Based on our benchmarks, for smaller lists of 25,000 elements or less, IsOrderedUsingSpans() is our best performer. Around the 25,000 element mark, however, IsOrderedUsingParallelForPartitionedWithSpans() begins to close the gap with the standard iteration method. As our list size increases, IsOrderedUsingParallelForPartitionedWithSpans() is the standout winner. While the setup is a bit more complicated, if we know we are dealing with large lists, the performance gain is worth the complication.

Our benchmarks clearly show that there is some overhead related to running the Parallel.For() options, which is why it is not recommended to use these techniques unless we know we will be dealing with larger collections. An excellent approach would be to create a hybrid method, which chooses between a standard for loop, or the Parallel.For() based on the list size.

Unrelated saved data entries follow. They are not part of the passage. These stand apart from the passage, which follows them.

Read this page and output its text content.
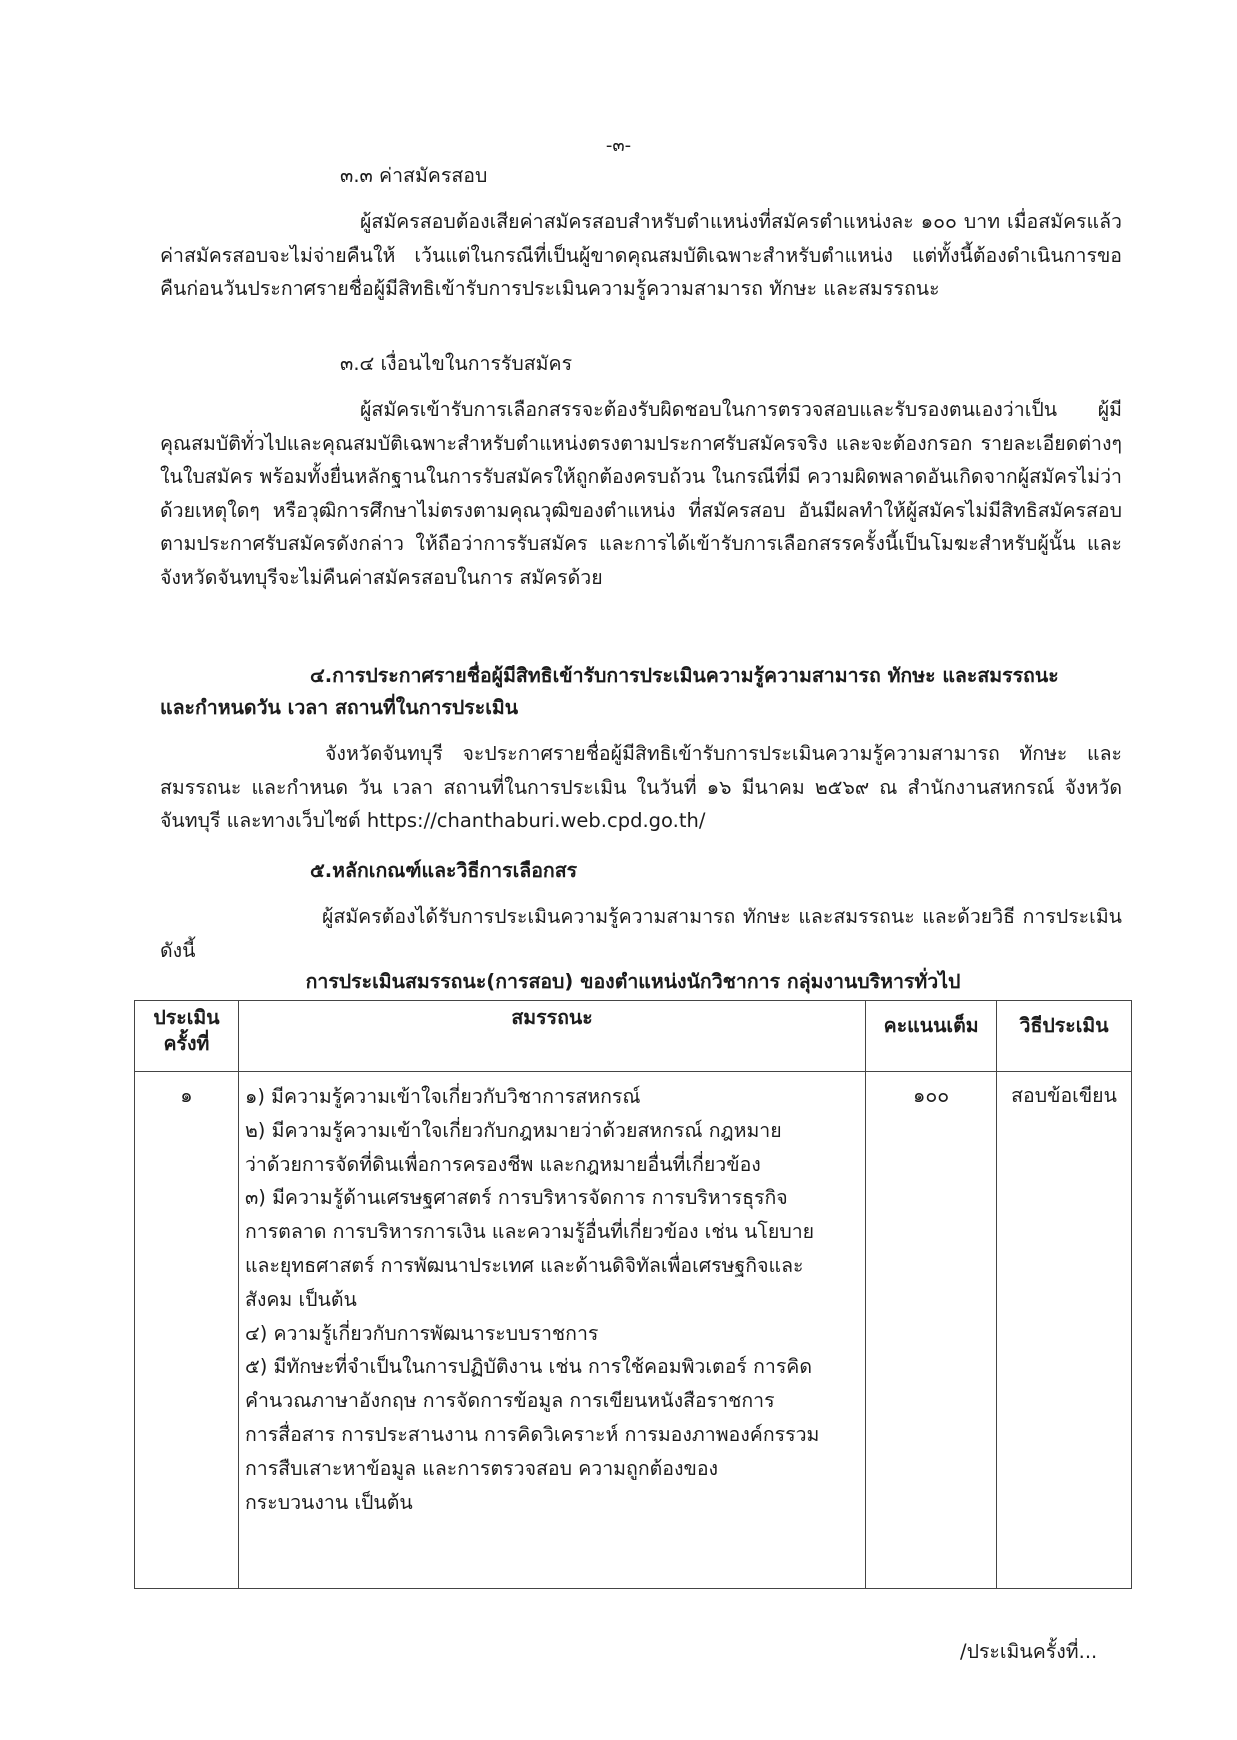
-๓-
๓.๓ ค่าสมัครสอบ
ผู้สมัครสอบต้องเสียค่าสมัครสอบสำหรับตำแหน่งที่สมัครตำแหน่งละ ๑๐๐ บาท เมื่อสมัครแล้วค่าสมัครสอบจะไม่จ่ายคืนให้ เว้นแต่ในกรณีที่เป็นผู้ขาดคุณสมบัติเฉพาะสำหรับตำแหน่ง แต่ทั้งนี้ต้องดำเนินการขอคืนก่อนวันประกาศรายชื่อผู้มีสิทธิเข้ารับการประเมินความรู้ความสามารถ ทักษะ และสมรรถนะ
๓.๔ เงื่อนไขในการรับสมัคร
ผู้สมัครเข้ารับการเลือกสรรจะต้องรับผิดชอบในการตรวจสอบและรับรองตนเองว่าเป็น ผู้มีคุณสมบัติทั่วไปและคุณสมบัติเฉพาะสำหรับตำแหน่งตรงตามประกาศรับสมัครจริง และจะต้องกรอก รายละเอียดต่างๆ ในใบสมัคร พร้อมทั้งยื่นหลักฐานในการรับสมัครให้ถูกต้องครบถ้วน ในกรณีที่มี ความผิดพลาดอันเกิดจากผู้สมัครไม่ว่าด้วยเหตุใดๆ หรือวุฒิการศึกษาไม่ตรงตามคุณวุฒิของตำแหน่ง ที่สมัครสอบ อันมีผลทำให้ผู้สมัครไม่มีสิทธิสมัครสอบตามประกาศรับสมัครดังกล่าว ให้ถือว่าการรับสมัคร และการได้เข้ารับการเลือกสรรครั้งนี้เป็นโมฆะสำหรับผู้นั้น และจังหวัดจันทบุรีจะไม่คืนค่าสมัครสอบในการ สมัครด้วย
๔.การประกาศรายชื่อผู้มีสิทธิเข้ารับการประเมินความรู้ความสามารถ ทักษะ และสมรรถนะ
และกำหนดวัน เวลา สถานที่ในการประเมิน
จังหวัดจันทบุรี จะประกาศรายชื่อผู้มีสิทธิเข้ารับการประเมินความรู้ความสามารถ ทักษะ และสมรรถนะ และกำหนด วัน เวลา สถานที่ในการประเมิน ในวันที่ ๑๖ มีนาคม ๒๕๖๙ ณ สำนักงานสหกรณ์ จังหวัดจันทบุรี และทางเว็บไซต์ https://chanthaburi.web.cpd.go.th/
๕.หลักเกณฑ์และวิธีการเลือกสร
ผู้สมัครต้องได้รับการประเมินความรู้ความสามารถ ทักษะ และสมรรถนะ และด้วยวิธี การประเมิน ดังนี้
การประเมินสมรรถนะ(การสอบ) ของตำแหน่งนักวิชาการ กลุ่มงานบริหารทั่วไป
ประเมิน
ครั้งที่	สมรรถนะ	คะแนนเต็ม	วิธีประเมิน
๑	๑) มีความรู้ความเข้าใจเกี่ยวกับวิชาการสหกรณ์
๒) มีความรู้ความเข้าใจเกี่ยวกับกฎหมายว่าด้วยสหกรณ์ กฎหมาย
ว่าด้วยการจัดที่ดินเพื่อการครองชีพ และกฎหมายอื่นที่เกี่ยวข้อง
๓) มีความรู้ด้านเศรษฐศาสตร์ การบริหารจัดการ การบริหารธุรกิจ
การตลาด การบริหารการเงิน และความรู้อื่นที่เกี่ยวข้อง เช่น นโยบาย
และยุทธศาสตร์ การพัฒนาประเทศ และด้านดิจิทัลเพื่อเศรษฐกิจและ
สังคม เป็นต้น
๔) ความรู้เกี่ยวกับการพัฒนาระบบราชการ
๕) มีทักษะที่จำเป็นในการปฏิบัติงาน เช่น การใช้คอมพิวเตอร์ การคิด
คำนวณภาษาอังกฤษ การจัดการข้อมูล การเขียนหนังสือราชการ
การสื่อสาร การประสานงาน การคิดวิเคราะห์ การมองภาพองค์กรรวม
การสืบเสาะหาข้อมูล และการตรวจสอบ ความถูกต้องของ
กระบวนงาน เป็นต้น
	๑๐๐	สอบข้อเขียน
/ประเมินครั้งที่...
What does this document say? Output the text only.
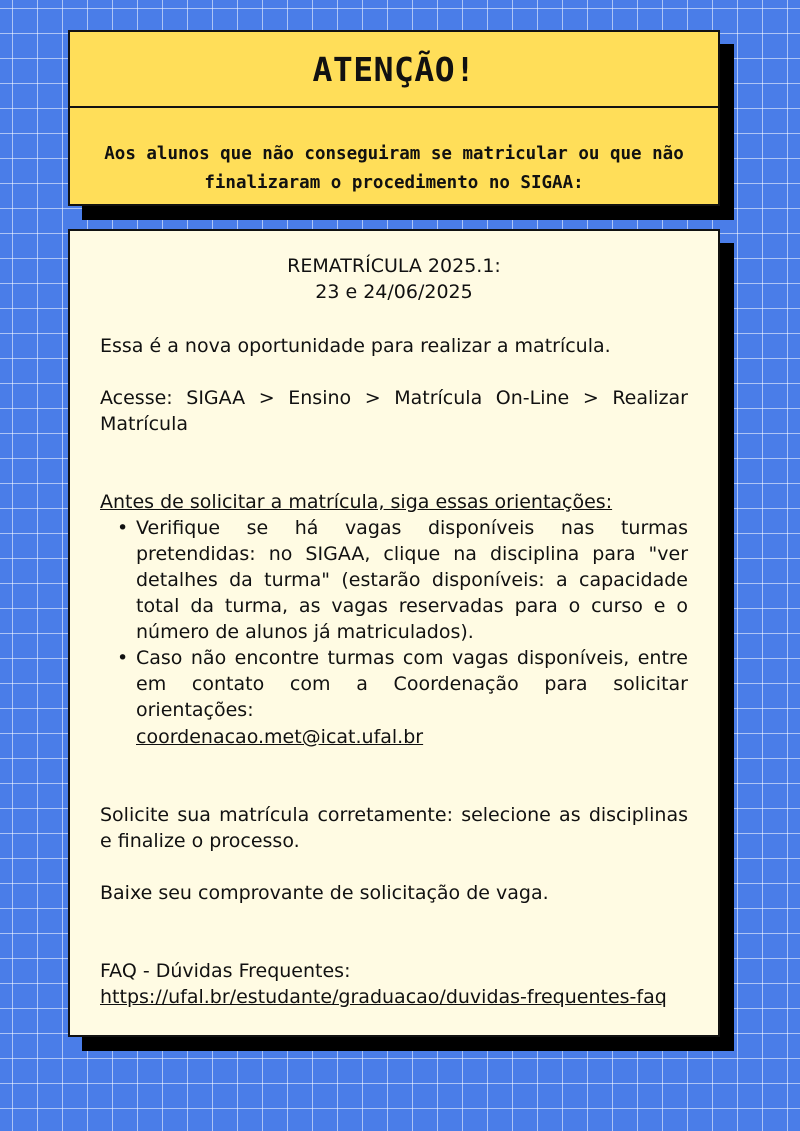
ATENÇÃO!
Aos alunos que não conseguiram se matricular ou que não finalizaram o procedimento no SIGAA:
REMATRÍCULA 2025.1:
23 e 24/06/2025
Essa é a nova oportunidade para realizar a matrícula.
Acesse: SIGAA > Ensino > Matrícula On-Line > Realizar Matrícula
Antes de solicitar a matrícula, siga essas orientações:
• Verifique se há vagas disponíveis nas turmas pretendidas: no SIGAA, clique na disciplina para "ver detalhes da turma" (estarão disponíveis: a capacidade total da turma, as vagas reservadas para o curso e o número de alunos já matriculados).
• Caso não encontre turmas com vagas disponíveis, entre em contato com a Coordenação para solicitar orientações:
coordenacao.met@icat.ufal.br
Solicite sua matrícula corretamente: selecione as disciplinas e finalize o processo.
Baixe seu comprovante de solicitação de vaga.
FAQ - Dúvidas Frequentes:
https://ufal.br/estudante/graduacao/duvidas-frequentes-faq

As with any approach, we need to consider both performance, scalability and code maintenance. If this is an operation that we only perform once a day in our application, then maybe just opting for the straightforward for loop with a span will be sufficient. If we are processing large collections several times a minute, then our application will most likely benefit from exploring a more parallel approach.

Conclusion

Each of the methods has its own pros and cons. It is up to us as developers to consider our use case and to choose the option that fits best with our problem at hand.